アメリカでは「プロンプトエンジニア」という職業も出てきているほどに、プロンプトの書き方一つで出てくる結果が大きく変わるので、それほどの重要性があります。もはや「データサイエンティスト」のように新しい職種が生まれたものだと捉えて、学び直してしまったほうがいい、というのが私の考えです。

Excelも、AIも、「使いこなせる人」は効率を上げられる

──プロンプトやフレームワークについて調べたり検証することは個々人でも可能ですが、通常業務の傍らで、進化の速いそれらをキャッチアップするのは大変ですね。

だからこそ、伴走型である私たちのプログラムが価値を発揮するのだと思います。現状では多くの人がAIを使えていないのは、極めて「もったいない」状況です。

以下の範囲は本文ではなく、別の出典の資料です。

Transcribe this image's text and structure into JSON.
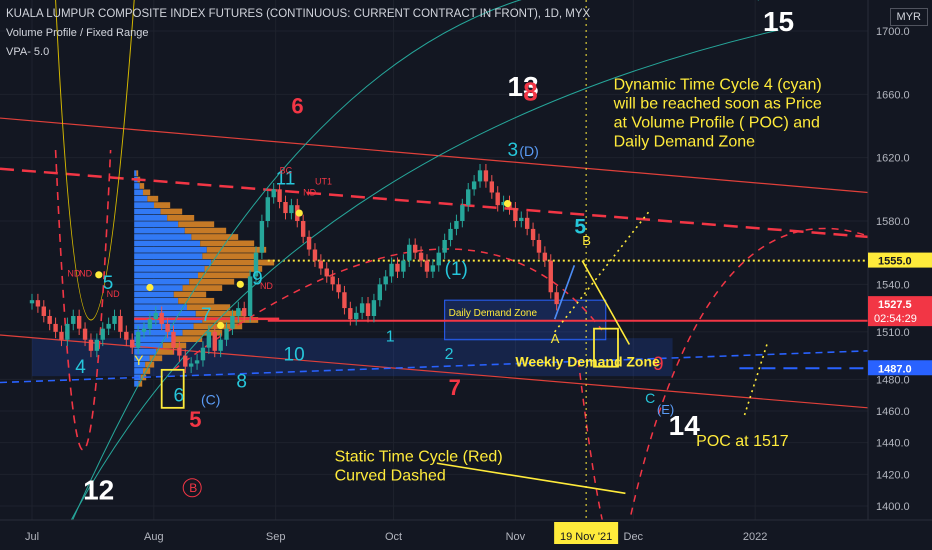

基本的には、多くの企業でプログラムを導入したいという反応をもらっています。問題は予算と優先度ですね。課題意識がどれくらい高いのかも各社によって違います。

過去の「AI Growth Program」はある企業で1年間かけて大規模に行われました。その企業はDXに選定されていましたが、AIに関する理解にはギャップがまだ存在していました。今後も基礎研修と同様のレベルで、それこそ「名刺の渡し方」と同じくらいに、新入社員はAIについても必ず知っておくべき知識のようになっていくでしょう。

──日本企業は今、急速に変化しなければならない状況にあると思います。浸透度が遅い一方で、だからこそ投資する価値があるとも考えられる。

中国やアメリカはすでに生成AIのビジネス活用が進んでおり、マーケットも職業もある。ところが日本はまだ職業もなければ雇用機会もほとんどありませんから。日本は後追いの状態です。5年後には変わるかもしれませんが……もしかすると、あまり変わっていないのかもしれません。

今は、ビジネスツールとしてはMicrosoftが業界スタンダードになっています。将来的には、AIについて知らずとも、Microsoftのツール上に置かれたボタンを押せば、裏側でAIが走って何かしら出力してくれる未来もあるでしょう。

しかし、どれほどツールが高機能になっても、使いこなせるかどうかは常に問題です。例えば、Excelは多くの機能を持っていますが、関数などの機能を使いこなせる人とそうでない人とでは、効率が大きく異なります。この差が今後さらに広がる可能性はありますね。